When I was younger, I believed being southern was inextricably linked with being religious. This assumption and main-stream media’s condescending picture of southern personalities led me in my teenage years to scrub myself of my identity founded in southern and Southern Baptist values. As it often goes in life, I feel differently now that I’m older. Examining what it means to be raised in the southern community of Northwest Florida, I relate my experiences to the identity I tried to abandon and how it persists in and influences my beliefs today.
     Embroidery is a skill both of my grandmothers have thoroughly developed, but the skill was not passed down to me.

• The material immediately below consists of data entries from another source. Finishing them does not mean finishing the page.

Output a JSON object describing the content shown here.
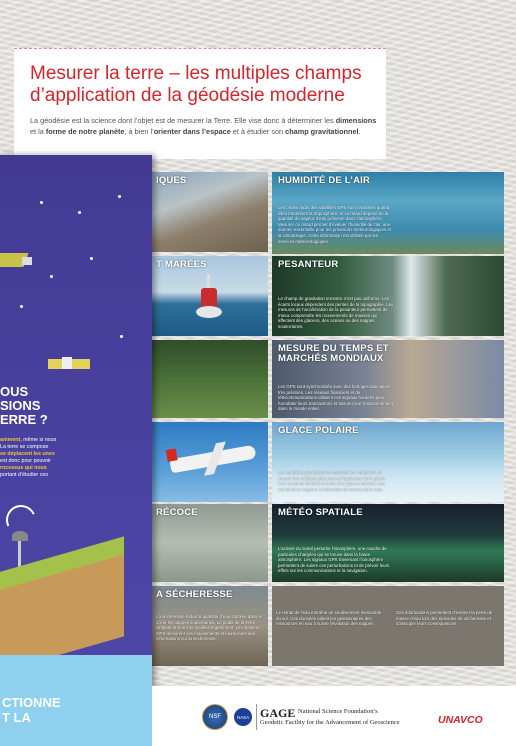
{
  "header": {
    "title": "Mesurer la terre – les multiples champs d’application de la géodésie moderne",
    "intro_parts": [
      "La géodésie est la science dont l’objet est de mesurer la Terre. Elle vise donc à déterminer les ",
      "dimensions",
      " et la ",
      "forme de notre planète",
      ", à bien l’",
      "orienter dans l’espace",
      " et à étudier son ",
      "champ gravitationnel",
      "."
    ]
  },
  "cards": {
    "left_labels": [
      "IQUES",
      "T MARÉES",
      "RÉCOCE",
      "A SÉCHERESSE"
    ],
    "humidity": {
      "title": "HUMIDITÉ DE L’AIR",
      "text": "Les ondes radio des satellites GPS sont retardées quand elles traversent la troposphère, et ce retard dépend de la quantité de vapeur d’eau présente dans l’atmosphère. Mesurer ce retard permet d’évaluer l’humidité de l’air, une donnée essentielle pour les prévisions météorologiques et la climatologie. Cette information est utilisée par les services météorologiques."
    },
    "gravity": {
      "title": "PESANTEUR",
      "text": "Le champ de gravitation terrestre n’est pas uniforme. Les écarts locaux dépendent des pentes de la topographie. Les mesures de l’accélération de la pesanteur permettent de mieux comprendre les mouvements de masses qui affectent des glaciers, des océans ou des nappes souterraines."
    },
    "time": {
      "title": "MESURE DU TEMPS ET MARCHÉS MONDIAUX",
      "text": "Les GPS sont synchronisés avec des horloges atomiques très précises. Les réseaux financiers et de télécommunications utilisent ces signaux horaires pour horodater leurs transactions et assurer leur fonctionnement dans le monde entier."
    },
    "ice": {
      "title": "GLACE POLAIRE",
      "text": "Les satellites géodésiques mesurent les variations de masse des calottes glaciaires et l’épaisseur de la glace. Ces mesures révèlent la fonte des glaces polaires, une contribution majeure à l’élévation du niveau de la mer."
    },
    "space": {
      "title": "MÉTÉO SPATIALE",
      "text": "L’activité du Soleil perturbe l’ionosphère, une couche de particules chargées qui se trouve dans la haute atmosphère. Les signaux GPS traversant l’ionosphère permettent de suivre ces perturbations et de prévoir leurs effets sur les communications et la navigation."
    },
    "bottom_texts": [
      "La sécheresse réduit la quantité d’eau stockée dans le sol et les nappes souterraines. Le poids de la Terre diminue et le sol se soulève légèrement. Les stations GPS mesurent ces mouvements et fournissent des informations sur la sécheresse.",
      "Le retrait de l’eau entraîne un soulèvement mesurable du sol. Ces données aident les gestionnaires des ressources en eau à suivre l’évolution des nappes.",
      "Ces informations permettent d’estimer la perte de masse d’eau lors des épisodes de sécheresse et d’anticiper leurs conséquences."
    ]
  },
  "poster": {
    "heading_lines": [
      "OUS",
      "SIONS",
      "ERRE ?"
    ],
    "body_html_parts": [
      "amment",
      ", même si nous",
      " La terre se compose",
      "se déplacent les unes",
      " est donc pour pouvoir",
      "rocessus qui nous",
      "portant d’étudier ces"
    ],
    "bottom_lines": [
      "CTIONNE",
      "T LA"
    ]
  },
  "footer": {
    "gage_name": "GAGE",
    "gage_line1": "National Science Foundation’s",
    "gage_line2": "Geodetic Facility for the Advancement of Geoscience",
    "unavco": "UNAVCO",
    "nsf_label": "NSF",
    "nasa_label": "NASA"
  },
  "colors": {
    "title_red": "#d8232a",
    "poster_purple": "#4a3f9a",
    "poster_yellow": "#f2c23a"
  }
}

Teaching myself embroidery is my way of forcefully claiming and reinterpreting what it means to be a contemporary southern-raised woman finding independence.

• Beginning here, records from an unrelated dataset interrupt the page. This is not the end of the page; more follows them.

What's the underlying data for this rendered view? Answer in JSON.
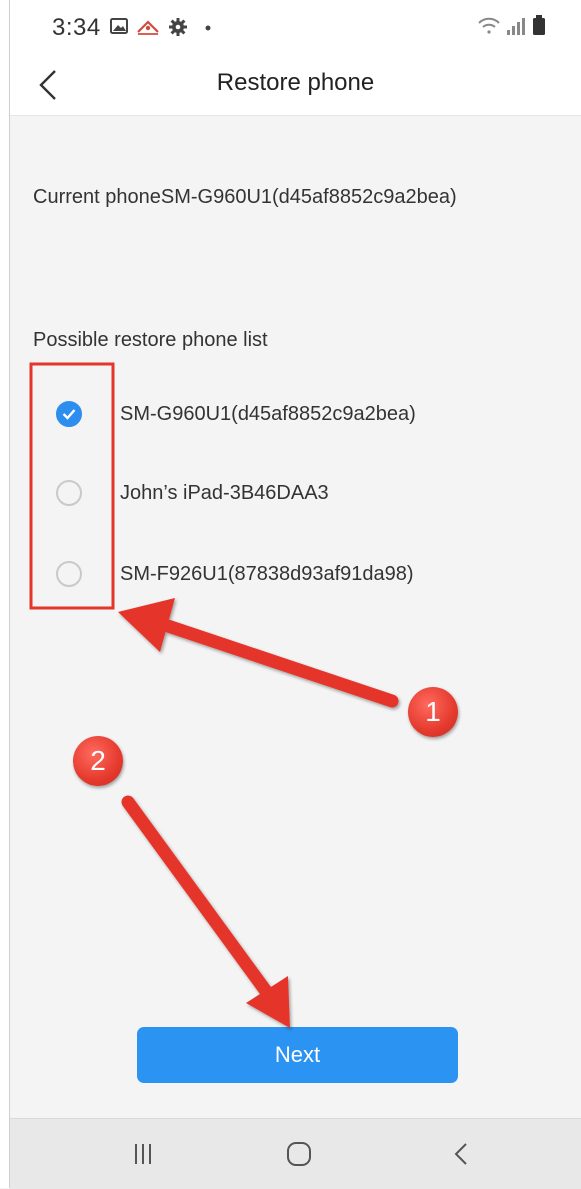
{
  "status_bar": {
    "time": "3:34",
    "left_icons": [
      "gallery-icon",
      "notification-icon",
      "settings-gear-icon",
      "dot-icon"
    ],
    "right_icons": [
      "wifi-icon",
      "signal-icon",
      "battery-icon"
    ]
  },
  "header": {
    "title": "Restore phone",
    "back_icon": "chevron-left-icon"
  },
  "current_phone": {
    "text": "Current phoneSM-G960U1(d45af8852c9a2bea)"
  },
  "restore_list": {
    "label": "Possible restore phone list",
    "options": [
      {
        "label": "SM-G960U1(d45af8852c9a2bea)",
        "checked": true
      },
      {
        "label": "John’s iPad-3B46DAA3",
        "checked": false
      },
      {
        "label": "SM-F926U1(87838d93af91da98)",
        "checked": false
      }
    ]
  },
  "next_button": {
    "label": "Next"
  },
  "nav_bar": {
    "buttons": [
      "recent-apps-icon",
      "home-icon",
      "back-icon"
    ]
  },
  "annotations": {
    "badge_1": "1",
    "badge_2": "2",
    "color": "#e5362c"
  },
  "colors": {
    "accent": "#2b93f2",
    "background": "#f4f4f4"
  }
}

     Brittani Brown is an artist born and raised in Mossy Head, FL and based in Orlando, FL. She received her B.F.A. in Studio Art in 2021 and is in the process of obtaining her M.F.A. in Emerging Media: Studio Art and Design in 2025 – both from the University of Central Florida. Her work studies her own reaction to poignant events of her childhood and encourages learning and understanding primarily using embroidery, printmaking, and photography. Brittani has participated in several group art exhibitions including First Thursdays at Orlando Museum of Art, Orlando Film Photography Association’s annual Film Photography Exhibition, and the Juried Graduate Exhibition at the University of Mississippi.